Copyright Notice
This text is copyright by CMP Media, LLC, and is used with their permission. Further distribution or use is not permitted.This text has appeared in an edited form in WebTechniques magazine. However, the version you are reading here is as the author originally submitted the article for publication, not after their editors applied their creativity.
Please read all the information in the table of contents before using this article.
![]() |
Download this listing! | ![]() |
![]() |
![]() |
Web Techniques Column 16 (August 1997)
I've been wanting to write about the save
method of the
all-singing, all-dancing, gotta-have-it CGI.pm
module for quite
some time, as a way of saving structured data into a flat textfile to
be processed later. Well, I finally stumbled on to a nice little idea
that works pretty well, and also provides yet another example of
flock()-ing a datafile and generating HTML on the fly.
The idea is not a new one... it's a ``web chat'' script. This is the kind of thing where you and others go to a particular URL at the same time, and you start typing your messages into a form field, press ``submit'', and then you get to see what the others just said at the same time as you. Kindof like the too-huge-for-its-own-good ``Internet Relay Chat'', but with a lot less bells and whistles. Or a really fast-moving guestbook that keeps only the 32 most recent entries.
So I decided to hack out a little under-100-line web chat script. No bells, no whistles, no frills. Stick it somewhere, and you can talk with a friend, or make friends.
Of course, writing a column like this particular one makes me a ``newbie magnet'', as in ``someone who is likely to get a lot of uninteresting questions from people that won't do research for themselves''. I can imagine the number of email requests I'll now be getting from people who are not actually programmers but think they would be a R3AL K00L D00D to have a chat area on their website. So, they copy scripts like mine into some likely (or unlikely!) webserver area, without even bothering to configure anything, and then write me when it breaks. (I get lots of email with a first line of ``why doesn't [this program] work?'' and then a spew of 50 to 500 lines of code... joy.)
So let me state this up front, as a paragraph that I can point them to
later: this script is not meant to be used as-is. In fact, it's
not meant to be used at all. It's merely an illustration of some
technology around the CGI.pm
module and saving and restoring
queries, and yet another demonstration of flock()-ing.

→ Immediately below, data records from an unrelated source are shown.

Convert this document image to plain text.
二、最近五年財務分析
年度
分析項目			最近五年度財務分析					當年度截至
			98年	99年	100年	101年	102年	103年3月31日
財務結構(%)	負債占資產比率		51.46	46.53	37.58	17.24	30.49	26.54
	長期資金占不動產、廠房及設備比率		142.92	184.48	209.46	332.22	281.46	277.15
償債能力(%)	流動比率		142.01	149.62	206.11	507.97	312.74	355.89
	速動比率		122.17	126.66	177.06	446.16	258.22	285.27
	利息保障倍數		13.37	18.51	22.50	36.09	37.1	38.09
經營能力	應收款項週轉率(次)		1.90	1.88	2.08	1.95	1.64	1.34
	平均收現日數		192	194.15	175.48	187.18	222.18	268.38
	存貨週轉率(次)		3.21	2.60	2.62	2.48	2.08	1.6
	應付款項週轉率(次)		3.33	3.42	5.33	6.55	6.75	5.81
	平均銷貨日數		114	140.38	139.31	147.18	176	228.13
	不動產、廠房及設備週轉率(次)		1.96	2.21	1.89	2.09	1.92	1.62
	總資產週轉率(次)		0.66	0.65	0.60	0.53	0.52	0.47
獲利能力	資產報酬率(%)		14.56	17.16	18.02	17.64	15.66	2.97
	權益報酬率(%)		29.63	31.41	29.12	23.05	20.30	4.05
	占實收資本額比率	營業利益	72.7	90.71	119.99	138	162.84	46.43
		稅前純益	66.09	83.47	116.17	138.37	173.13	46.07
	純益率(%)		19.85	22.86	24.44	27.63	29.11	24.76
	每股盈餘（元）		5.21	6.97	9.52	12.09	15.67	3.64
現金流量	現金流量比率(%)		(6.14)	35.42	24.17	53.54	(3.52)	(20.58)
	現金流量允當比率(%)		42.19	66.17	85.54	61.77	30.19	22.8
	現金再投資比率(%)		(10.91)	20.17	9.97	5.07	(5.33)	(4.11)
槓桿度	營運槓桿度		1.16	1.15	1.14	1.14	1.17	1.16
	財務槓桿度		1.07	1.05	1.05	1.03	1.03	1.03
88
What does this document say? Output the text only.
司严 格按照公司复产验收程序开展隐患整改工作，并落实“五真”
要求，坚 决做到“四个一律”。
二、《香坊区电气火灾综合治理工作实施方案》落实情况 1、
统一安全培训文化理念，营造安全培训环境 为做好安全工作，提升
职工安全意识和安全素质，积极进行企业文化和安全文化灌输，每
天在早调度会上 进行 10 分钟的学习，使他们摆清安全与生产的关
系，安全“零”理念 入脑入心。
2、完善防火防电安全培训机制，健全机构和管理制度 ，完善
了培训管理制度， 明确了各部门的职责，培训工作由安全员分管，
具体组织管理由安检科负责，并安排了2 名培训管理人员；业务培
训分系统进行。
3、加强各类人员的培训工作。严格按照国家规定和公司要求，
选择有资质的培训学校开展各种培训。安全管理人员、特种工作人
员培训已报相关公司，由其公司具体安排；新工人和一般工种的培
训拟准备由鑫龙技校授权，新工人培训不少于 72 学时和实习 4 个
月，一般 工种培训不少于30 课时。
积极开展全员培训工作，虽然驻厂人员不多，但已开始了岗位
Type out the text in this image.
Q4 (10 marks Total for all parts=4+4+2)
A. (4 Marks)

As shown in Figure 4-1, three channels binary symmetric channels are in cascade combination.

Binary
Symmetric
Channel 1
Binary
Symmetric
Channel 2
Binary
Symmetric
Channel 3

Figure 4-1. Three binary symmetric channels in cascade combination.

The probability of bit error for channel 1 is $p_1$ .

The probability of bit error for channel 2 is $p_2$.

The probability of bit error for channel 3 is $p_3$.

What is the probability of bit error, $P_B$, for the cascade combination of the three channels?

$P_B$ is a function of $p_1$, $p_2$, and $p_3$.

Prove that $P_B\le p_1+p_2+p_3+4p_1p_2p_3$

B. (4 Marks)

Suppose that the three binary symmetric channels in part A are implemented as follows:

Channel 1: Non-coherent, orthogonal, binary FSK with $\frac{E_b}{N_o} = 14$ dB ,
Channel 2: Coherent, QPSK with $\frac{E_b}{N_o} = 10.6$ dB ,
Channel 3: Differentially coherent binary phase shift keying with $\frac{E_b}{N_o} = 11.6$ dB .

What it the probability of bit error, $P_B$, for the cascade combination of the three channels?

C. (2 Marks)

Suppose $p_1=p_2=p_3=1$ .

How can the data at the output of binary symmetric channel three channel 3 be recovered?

The fact that
the application is a simple web-chat script that actually works
(for a very small narrow definition of ``works'') is irrelevant. OK,
end of disclaimer.
But, in any event, I hereby present my little toy web chat script in [Listing one, below].
Lines 1 and 2 begin nearly every lengthy program I write, enabling taint-checks, warnings, and appropriate compiler and run-time restrictions.
Line 4 pulls in the CGI.pm module, and defines the standard useful set of form-access methods and HTML-generation methods.
Lines 7 and 8 define constants, using the new constant
module.
This module is part of the 5.004 (and later, I presume) Perl
distributions, and was created by my associate Perl trainer, Tom
Phoenix (rootbeer@teleport.com
). However, if you don't have
constant
(or cannot get it for some ludicrous pointy-haired-manager
reason), you can replace those lines with something like:
sub CHATFILE { "/home/merlyn/Web/chatfile" } sub MAXENTRIES { 32 }
and it'll work approximately the same. These two constants define the location of the chat information, and the number of prior messages to retain.
Lines 10 through 14 define a subroutine to encode the required HTML entities into their HTML-safe counterparts. Quotes, less-than, greater-than, and ampersands are all handled nicely.
Line 16 prints an HTTP header, the beginning of the HTML page, and an
H1 header, using routines from the CGI module. Line 17 executes the
main
routine (defined later) in an eval block, protecting it from
any dangerous die
operations.
Should a die
occur, the $@ variable is set to the death message;
otherwise, the $@ is blank. Lines 18 through 21 detect the error,
sending out the error message (properly escaped using ent
defined
above).
Lines 23 through 38 define the main
routine. I did it this way so
that the eval block above is very small and easy to see. Of course, I
could have just put the entire definition for main
into the eval
block.
Line 24 fetches the prior chat entries from the datafile, including
updating the file with the submitted form if necessary. More on that
later when I discuss the get_old_entries
subroutine.
Lines 25 through 30 print the input form to be submitted. Line 25
takes care of the horizontal line (via hr
) and start-of-form
information. The form will be made a POST form that is
self-referential, by default, meaning that a submit button in this
form will cause this same script to be reinvoked.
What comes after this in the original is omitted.